A woman in Austell, Georgia was recently arrested after police say she fed a contaminated milkshake to a dog. More specifically, authorities say the milkshake was laced with meth and marijuana. The woman is now being held in jail on $4,100 bail.
The Incident in Question
As reported by local news source Marietta Daily Journal, police identified the woman as 37 year old Nicole Ledford. According to an arrest warrant issued for Ledford, the incident took place back in September 2018.
Cobb County Police say they initially pulled Ledford over for what sounds like a routine traffic violation. But then at some point during the stop, Ledford allegedly fed a milkshake to a brown and white mixed-breed dog named Moose.
Additionally, the arrest warrant also states that methamphetamine was present in the milkshake that had been fed to the dog.
After receiving lab test results, officials arrested Ledford on January 17. She was booked and is currently being held at the Cobb County Adult Detention Center. Bail has reportedly been set at $4,100.
According to local reports from authorities in Cobb County, Ledford is facing multiple charges. These include cruelty to animals, failure to appear in court, failure to maintain lane, and possession of less than one ounce of marijuana.
Interestingly, Ledford is not facing any meth-related charges. But authorities maintain that there is evidence of meth being in the milkshake.
At this time, it remains unclear why Ledford may have fed the dog the milkshake. Additionally, it is also unclear why police suspected that the dog had eaten anything illicit, or why they chose to test the animal’s urine.
Cannabis and Pets
As in the case of Ledford and the dog Moose, cannabis and a variety of other substances can be very dangerous to animals, especially house pets like dogs and cats.
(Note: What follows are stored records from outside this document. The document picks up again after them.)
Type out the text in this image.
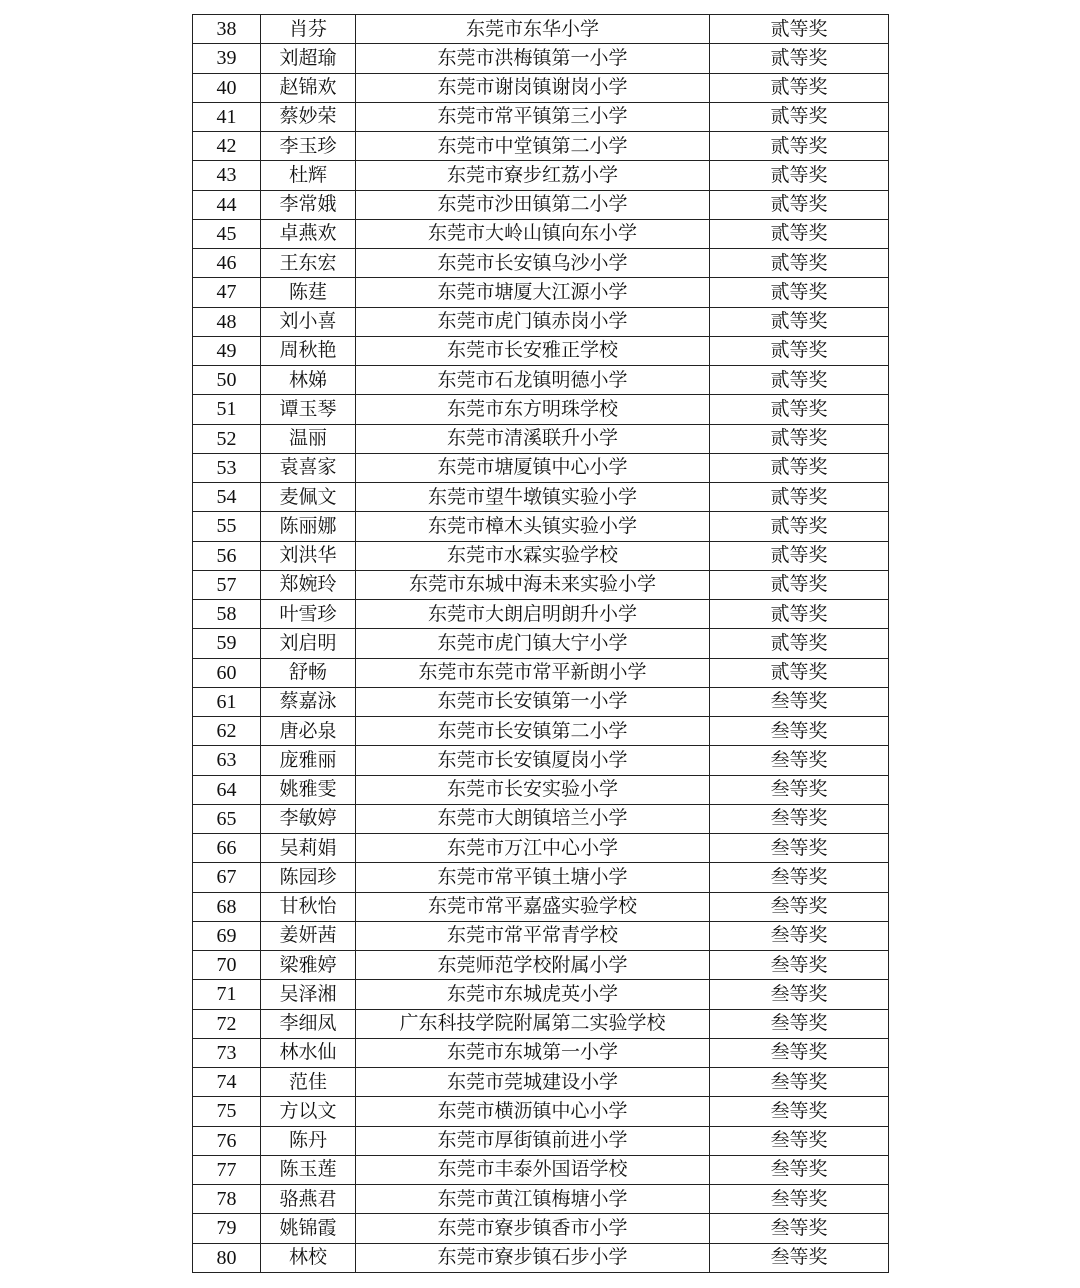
38	肖芬	东莞市东华小学	贰等奖
39	刘超瑜	东莞市洪梅镇第一小学	贰等奖
40	赵锦欢	东莞市谢岗镇谢岗小学	贰等奖
41	蔡妙荣	东莞市常平镇第三小学	贰等奖
42	李玉珍	东莞市中堂镇第二小学	贰等奖
43	杜辉	东莞市寮步红荔小学	贰等奖
44	李常娥	东莞市沙田镇第二小学	贰等奖
45	卓燕欢	东莞市大岭山镇向东小学	贰等奖
46	王东宏	东莞市长安镇乌沙小学	贰等奖
47	陈莛	东莞市塘厦大江源小学	贰等奖
48	刘小喜	东莞市虎门镇赤岗小学	贰等奖
49	周秋艳	东莞市长安雅正学校	贰等奖
50	林娣	东莞市石龙镇明德小学	贰等奖
51	谭玉琴	东莞市东方明珠学校	贰等奖
52	温丽	东莞市清溪联升小学	贰等奖
53	袁喜家	东莞市塘厦镇中心小学	贰等奖
54	麦佩文	东莞市望牛墩镇实验小学	贰等奖
55	陈丽娜	东莞市樟木头镇实验小学	贰等奖
56	刘洪华	东莞市水霖实验学校	贰等奖
57	郑婉玲	东莞市东城中海未来实验小学	贰等奖
58	叶雪珍	东莞市大朗启明朗升小学	贰等奖
59	刘启明	东莞市虎门镇大宁小学	贰等奖
60	舒畅	东莞市东莞市常平新朗小学	贰等奖
61	蔡嘉泳	东莞市长安镇第一小学	叁等奖
62	唐必泉	东莞市长安镇第二小学	叁等奖
63	庞雅丽	东莞市长安镇厦岗小学	叁等奖
64	姚雅雯	东莞市长安实验小学	叁等奖
65	李敏婷	东莞市大朗镇培兰小学	叁等奖
66	吴莉娟	东莞市万江中心小学	叁等奖
67	陈园珍	东莞市常平镇土塘小学	叁等奖
68	甘秋怡	东莞市常平嘉盛实验学校	叁等奖
69	姜妍茜	东莞市常平常青学校	叁等奖
70	梁雅婷	东莞师范学校附属小学	叁等奖
71	吴泽湘	东莞市东城虎英小学	叁等奖
72	李细凤	广东科技学院附属第二实验学校	叁等奖
73	林水仙	东莞市东城第一小学	叁等奖
74	范佳	东莞市莞城建设小学	叁等奖
75	方以文	东莞市横沥镇中心小学	叁等奖
76	陈丹	东莞市厚街镇前进小学	叁等奖
77	陈玉莲	东莞市丰泰外国语学校	叁等奖
78	骆燕君	东莞市黄江镇梅塘小学	叁等奖
79	姚锦霞	东莞市寮步镇香市小学	叁等奖
80	林校	东莞市寮步镇石步小学	叁等奖
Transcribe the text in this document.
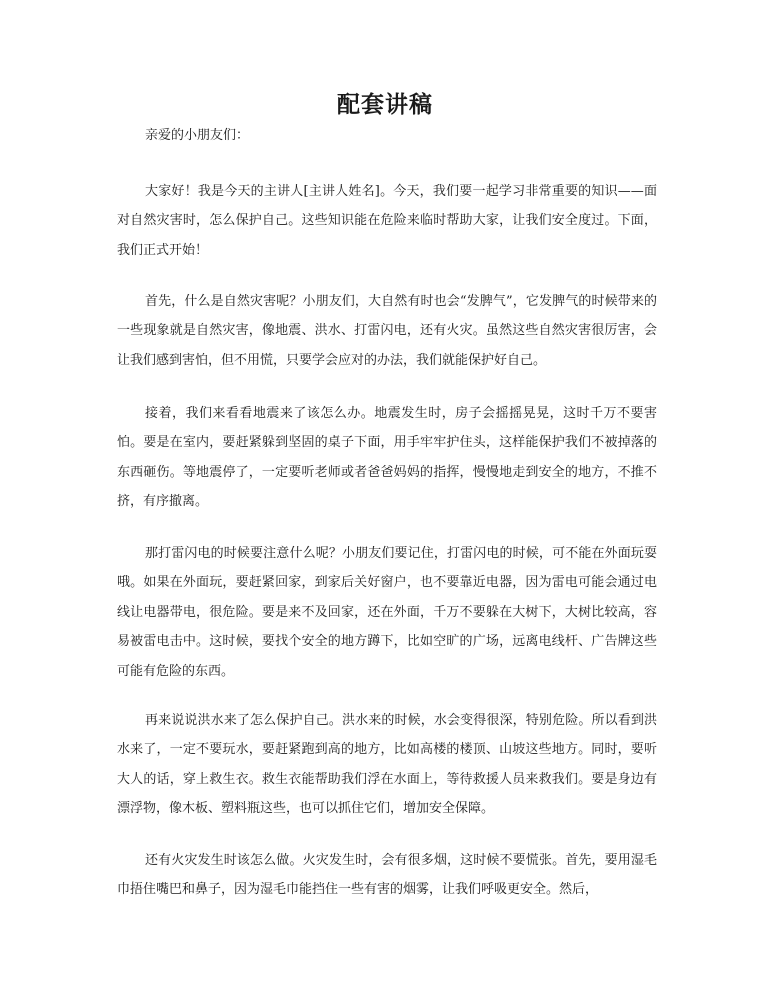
配套讲稿

亲爱的小朋友们：

大家好！我是今天的主讲人[主讲人姓名]。今天，我们要一起学习非常重要的知识——面对自然灾害时，怎么保护自己。这些知识能在危险来临时帮助大家，让我们安全度过。下面，我们正式开始！

首先，什么是自然灾害呢？小朋友们，大自然有时也会“发脾气”，它发脾气的时候带来的一些现象就是自然灾害，像地震、洪水、打雷闪电，还有火灾。虽然这些自然灾害很厉害，会让我们感到害怕，但不用慌，只要学会应对的办法，我们就能保护好自己。

接着，我们来看看地震来了该怎么办。地震发生时，房子会摇摇晃晃，这时千万不要害怕。要是在室内，要赶紧躲到坚固的桌子下面，用手牢牢护住头，这样能保护我们不被掉落的东西砸伤。等地震停了，一定要听老师或者爸爸妈妈的指挥，慢慢地走到安全的地方，不推不挤，有序撤离。

那打雷闪电的时候要注意什么呢？小朋友们要记住，打雷闪电的时候，可不能在外面玩耍哦。如果在外面玩，要赶紧回家，到家后关好窗户，也不要靠近电器，因为雷电可能会通过电线让电器带电，很危险。要是来不及回家，还在外面，千万不要躲在大树下，大树比较高，容易被雷电击中。这时候，要找个安全的地方蹲下，比如空旷的广场，远离电线杆、广告牌这些可能有危险的东西。

再来说说洪水来了怎么保护自己。洪水来的时候，水会变得很深，特别危险。所以看到洪水来了，一定不要玩水，要赶紧跑到高的地方，比如高楼的楼顶、山坡这些地方。同时，要听大人的话，穿上救生衣。救生衣能帮助我们浮在水面上，等待救援人员来救我们。要是身边有漂浮物，像木板、塑料瓶这些，也可以抓住它们，增加安全保障。

还有火灾发生时该怎么做。火灾发生时，会有很多烟，这时候不要慌张。首先，要用湿毛巾捂住嘴巴和鼻子，因为湿毛巾能挡住一些有害的烟雾，让我们呼吸更安全。然后，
But at the same time, there is growing evidence that suggests that certain doses or types of cannabis may be helpful for pets. In fact, researchers at the University of California-Davis School of Veterinary Medicine recently conducted one of the first formal studies of cannabis and dogs.
In the study, researchers surveyed a number of dog owners. Specifically, they were trying to see if people give their pets medical cannabis. Additionally, in those cases where dogs had consumed medical cannabis, researchers wanted to see how the animals responded.
Ultimately, the survey suggested that dogs responded the best to CBD. In fact, many dog owners said that CBD helped their pets be more calm and less anxious. Similarly, some pet owners said CBD helped dogs that suffer from seizures or from chronic pain.
All of this seems promising. And additional research may be done to further see how CBD might be used as an aid in animal care.
But at the same time, many veterinarians and researchers warn that THC could be dangerous for dogs and other similar house pets. In particular, if smaller animals like these ingest too much THC, it can quickly turn fatal.